A season of plenty - but not for everyone

Late November symbolizes a season of abundance.

Supermarket fliers burst with colorful ads for Thanksgiving feasts, while shopping carts fill with plump turkeys, cranberries, sweet potatoes, and pumpkin pies. For the well-fed, anticipation runs high for a bountiful meal.

But this is also a season when food banks and charitable groups are gearing up to feed those whose cupboards are bare. This year, in particular, many groups find their phones ringing urgently in the wake of a flagging economy and job layoffs.

"The need has just skyrocketed for us for emergency services - food and shelter," says Julie Beau- regard of the Salvation Army in Boston. She calls the number of people asking for help "staggering." She adds, "Usually we see an increase in calls for assistance when we turn the calendar to December. This is the middle of November, and we're seeing it several weeks early, and at a high rate of people."

In Chicago, staff members at America's Second Harvest, the nation's largest hunger-relief organization, also see the need growing in nearly every region of the country. Yet donations of food are about the same compared to this time last year. "We're struggling to meet the increase in demand," says spokeswoman Susan Hofer.

Until last year, Ms. Hofer notes, steelworkers in Gary, Ind., contributed to a local food bank through their workplace giving program. Then those plants closed, and workers' donations stopped. Now their unemployment benefits are running out, forcing some to seek help from the same food bank they used to support.

Few people have tracked hunger in the United States more diligently than Loretta Schwartz-Nobel. Her latest book, "Growing Up Empty: The Hunger Epidemic in America" (HarperCollins, $24.95), has just been published.

When she began writing on the subject in the mid-1970s, almost no grass-roots organizations were fighting hunger. Today, more than 140,000 groups are devoted to providing food for the hungry. So are many corporations.

Despite these efforts, an estimated 36 million Americans - including 12 to 14 million children under the age of 12 - are hungry or "food insecure." Twenty years ago, that figure stood at 30 million.

Ms.

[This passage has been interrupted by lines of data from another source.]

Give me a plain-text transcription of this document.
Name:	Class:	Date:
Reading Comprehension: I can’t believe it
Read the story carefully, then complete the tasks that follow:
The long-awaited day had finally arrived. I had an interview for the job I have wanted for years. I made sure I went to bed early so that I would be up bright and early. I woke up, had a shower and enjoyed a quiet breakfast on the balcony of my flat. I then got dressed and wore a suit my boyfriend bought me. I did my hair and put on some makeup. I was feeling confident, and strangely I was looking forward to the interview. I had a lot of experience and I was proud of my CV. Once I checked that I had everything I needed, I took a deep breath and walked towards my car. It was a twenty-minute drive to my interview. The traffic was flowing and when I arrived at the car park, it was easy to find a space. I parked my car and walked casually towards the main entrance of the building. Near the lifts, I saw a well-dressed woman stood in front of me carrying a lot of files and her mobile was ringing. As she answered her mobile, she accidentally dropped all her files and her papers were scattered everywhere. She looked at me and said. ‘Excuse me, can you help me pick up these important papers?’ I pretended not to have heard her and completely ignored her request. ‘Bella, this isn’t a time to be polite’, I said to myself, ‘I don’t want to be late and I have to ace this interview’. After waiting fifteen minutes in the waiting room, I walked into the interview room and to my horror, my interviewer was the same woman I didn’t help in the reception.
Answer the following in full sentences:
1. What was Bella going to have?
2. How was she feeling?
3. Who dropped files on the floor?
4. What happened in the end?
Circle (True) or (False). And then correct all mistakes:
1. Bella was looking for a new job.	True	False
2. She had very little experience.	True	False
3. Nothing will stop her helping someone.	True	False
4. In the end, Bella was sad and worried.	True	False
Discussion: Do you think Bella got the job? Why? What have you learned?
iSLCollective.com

Schwartz-Nobel blames part of the increase on budget cuts in federal programs since 1996. These include a $27 billion cut in food stamps.

In addition, she believes the issue is not a priority in Washington. Government leaders avoid the word "hunger," except when they are talking about third-world countries. They speak about poverty, she says, but not specifically about hunger among children.

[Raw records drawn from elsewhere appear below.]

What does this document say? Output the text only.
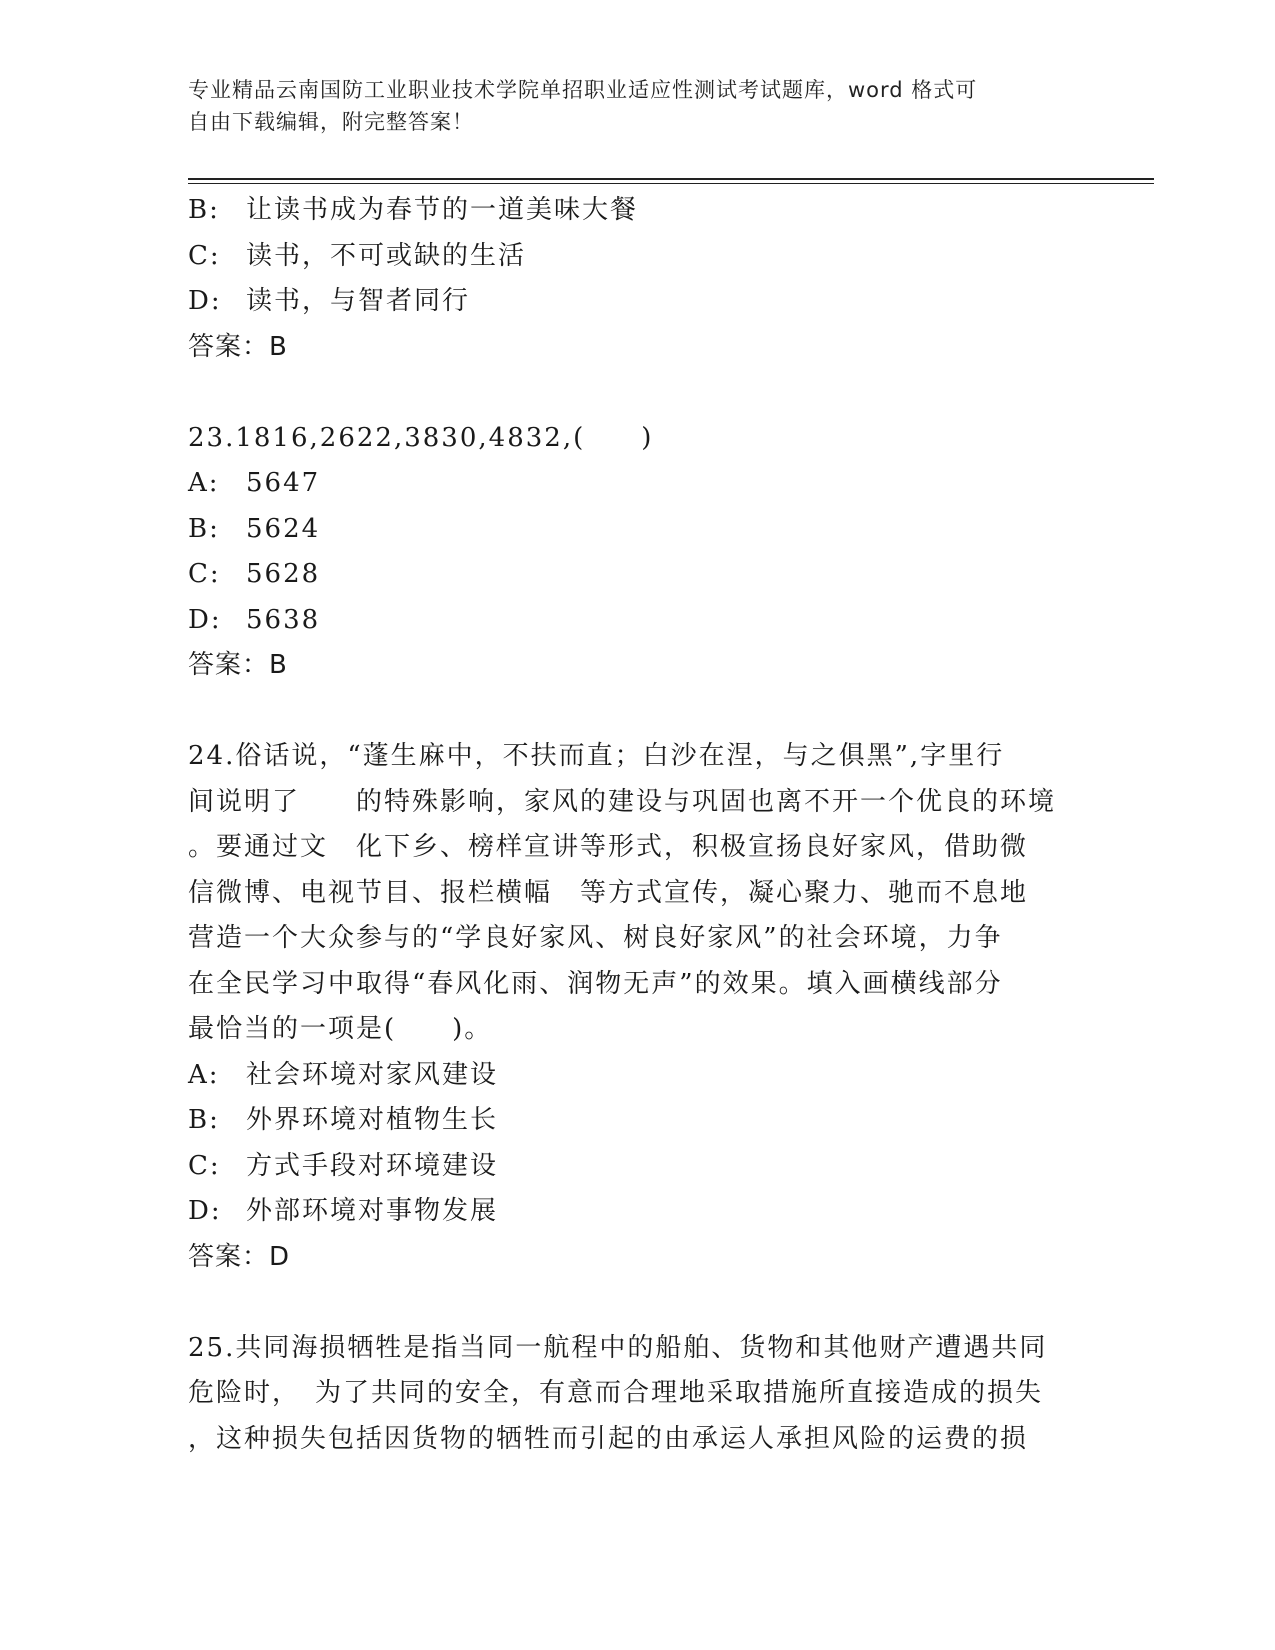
专业精品云南国防工业职业技术学院单招职业适应性测试考试题库，word 格式可
自由下载编辑，附完整答案！
B:	让读书成为春节的一道美味大餐
C: 读书，不可或缺的生活
D: 读书，与智者同行
答案：B
23.1816,2622,3830,4832,(　　)
A:	5647
B:	5624
C: 5628
D: 5638
答案：B
24.俗话说，“蓬生麻中，不扶而直；白沙在涅，与之俱黑”,字里行
间说明了　　的特殊影响，家风的建设与巩固也离不开一个优良的环境
。要通过文　化下乡、榜样宣讲等形式，积极宣扬良好家风，借助微
信微博、电视节目、报栏横幅　等方式宣传，凝心聚力、驰而不息地
营造一个大众参与的“学良好家风、树良好家风”的社会环境，力争
在全民学习中取得“春风化雨、润物无声”的效果。填入画横线部分
最恰当的一项是(　　)。
A:	社会环境对家风建设
B:	外界环境对植物生长
C: 方式手段对环境建设
D: 外部环境对事物发展
答案：D
25.共同海损牺牲是指当同一航程中的船舶、货物和其他财产遭遇共同
危险时，　为了共同的安全，有意而合理地采取措施所直接造成的损失
，这种损失包括因货物的牺牲而引起的由承运人承担风险的运费的损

She quotes Sen. Ted Kennedy as saying, "Hunger has been swept from the headlines but not from the streets."

In a culture of plenty, many Americans remain unaware that hunger exists. They worry instead about dieting and losing weight. As Schwartz-Nobel points out, "It's very hard for them to imagine that living down the street or next door there may be a family that's frantic for food."

When a family's food is running low, parents will often go hungry, Hofer finds. "Mom or Dad will fast for a day, so the children will have food."

To solve the problem, people must feel "a certain sense of outrage," Schwartz-Nobel says. "Hunger will continue until Americans are no longer willing for it to continue. Then leaders will bend to the will of the people."

Charities and food banks appreciate volunteers who are willing to serve Thanksgiving dinner at shelters. But hungry families will need assistance long after the last slice of turkey, the last spoonful of stuffing, and the last piece of pumpkin pie are gone.

Hofer's suggestion for an ideal gift? "Make a commitment to help until next Thanksgiving."